O dia 16 de julho de 1950, marcado por um dos momentos mais emblemáticos do futebol brasileiro, testemunhou a derrota do Brasil para o Uruguai, no Maracanã, pela final da Copa do Mundo. Esse evento, conhecido como Maracanazo, resultou na mudança do uniforme da seleção, que abandonou o branco em favor da icônica camisa amarela.
A Origem da Camisa Amarela
Após a controversa derrota, a Confederação Brasileira de Desportos (CBD) e o jornal Correio da Manhã promoveram um concurso para criar um novo uniforme. A condição era que a nova camisa incorporasse as quatro cores da bandeira nacional. A proposta vencedora foi de Aldyr Schlee, que optou pelo amarelo ouro, com detalhes em verde e calça azul cobalto.

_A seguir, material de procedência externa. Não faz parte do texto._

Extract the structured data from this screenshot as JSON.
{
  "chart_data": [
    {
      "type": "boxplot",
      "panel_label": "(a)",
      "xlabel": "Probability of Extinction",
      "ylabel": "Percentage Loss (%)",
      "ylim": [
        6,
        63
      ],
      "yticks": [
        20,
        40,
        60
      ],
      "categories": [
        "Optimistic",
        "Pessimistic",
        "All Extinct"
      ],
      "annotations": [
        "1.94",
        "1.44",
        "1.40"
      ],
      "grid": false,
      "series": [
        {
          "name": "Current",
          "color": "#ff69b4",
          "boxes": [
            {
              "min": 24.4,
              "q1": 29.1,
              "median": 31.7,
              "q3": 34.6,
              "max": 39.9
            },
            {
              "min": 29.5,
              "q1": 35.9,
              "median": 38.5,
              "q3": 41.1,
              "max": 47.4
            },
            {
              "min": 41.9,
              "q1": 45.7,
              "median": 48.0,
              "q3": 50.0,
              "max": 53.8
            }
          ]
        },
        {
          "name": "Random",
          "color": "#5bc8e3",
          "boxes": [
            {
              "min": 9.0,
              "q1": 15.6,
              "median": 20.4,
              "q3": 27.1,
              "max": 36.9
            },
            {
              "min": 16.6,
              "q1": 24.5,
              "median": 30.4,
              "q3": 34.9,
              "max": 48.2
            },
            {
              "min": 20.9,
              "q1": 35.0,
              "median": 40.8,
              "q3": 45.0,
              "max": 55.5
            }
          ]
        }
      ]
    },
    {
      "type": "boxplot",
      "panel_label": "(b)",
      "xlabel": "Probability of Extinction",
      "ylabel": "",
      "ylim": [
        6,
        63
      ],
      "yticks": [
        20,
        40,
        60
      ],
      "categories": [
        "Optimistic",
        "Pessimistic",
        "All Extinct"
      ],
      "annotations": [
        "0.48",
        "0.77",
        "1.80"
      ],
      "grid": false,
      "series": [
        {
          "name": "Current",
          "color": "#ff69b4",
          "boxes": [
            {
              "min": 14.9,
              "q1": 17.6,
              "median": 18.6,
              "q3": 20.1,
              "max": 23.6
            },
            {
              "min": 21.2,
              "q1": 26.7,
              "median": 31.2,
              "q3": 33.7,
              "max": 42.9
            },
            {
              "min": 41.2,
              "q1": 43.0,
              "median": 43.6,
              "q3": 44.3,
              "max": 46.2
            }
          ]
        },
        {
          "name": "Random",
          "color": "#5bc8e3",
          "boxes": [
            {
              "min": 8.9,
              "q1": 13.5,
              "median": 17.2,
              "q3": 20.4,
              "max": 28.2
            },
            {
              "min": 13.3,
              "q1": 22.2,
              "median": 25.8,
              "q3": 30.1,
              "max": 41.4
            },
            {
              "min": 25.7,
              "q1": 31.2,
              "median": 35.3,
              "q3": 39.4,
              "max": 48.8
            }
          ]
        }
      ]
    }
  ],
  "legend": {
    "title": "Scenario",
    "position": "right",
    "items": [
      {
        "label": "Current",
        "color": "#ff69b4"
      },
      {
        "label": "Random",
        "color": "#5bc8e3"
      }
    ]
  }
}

Com apenas 19 anos, Schlee apresentou cerca de 100 esboços até definir o design final, que rapidamente se tornaria uma referência não apenas no campo, mas também na cultura brasileira.
Estreia e Sucesso
A estreia oficial da nova camisa aconteceu em 28 de fevereiro de 1954, em um jogo contra o Chile, e desde então, a Amarelinha se firmou como o traje principal da seleção. Intencional ou não, a cor amarela acabou se tornando sinônimo de vitórias, com o Brasil conquistando o título de campeão mundial em 1962.
“A camisa amarela trouxe sorte e passou a simbolizar a alegria do futebol e a brasilidade,” afirmou Marcelo Duarte, curador de uma exposição dedicada à Amarelinha.
Exposição em São Paulo
No Museu do Futebol, em São Paulo, está em cartaz a mostra “Amarelinha”, que explora a história do famoso uniforme. A exposição conta com 18 camisas de ídolos brasileiros, como Sócrates, Ronaldo e Vini Jr., e estará disponível até 6 de setembro.
Os visitantes podem conferir camisas icônicas, além de peças emprestadas de colecionadores, organizadas em três segmentos: “Antes da Amarelinha”, “Camisa: vestimenta, expressão, documento” e “Seleções e Copas”. Entre elas, destaca-se a camisa usada por Pelé na final de 1970.
Os ingressos custam R$ 24, com entrada gratuita às terças-feiras. Mais informações podem ser encontradas no site do museu.
Evolução do Design
A evolução da Amarelinha não diz respeito apenas ao design, mas também aos materiais utilizados. Marília Bonas, diretora técnica do Museu do Futebol, ressalta que a camisa mudou ao longo dos anos, passando de algodão, que pesava em dias chuvosos, para tecidos tecnológicos que melhoram a performance dos jogadores.
Um Patrimônio Mundial
Para atletas como Mauro Silva, a camisa amarela representa muito mais do que um uniforme; é um ativo cultural que transcende fronteiras. O ex-jogador espera que a atual seleção continue honrando esse legado e contribuindo para que a Amarelinha permaneça na vitrine histórica do futebol.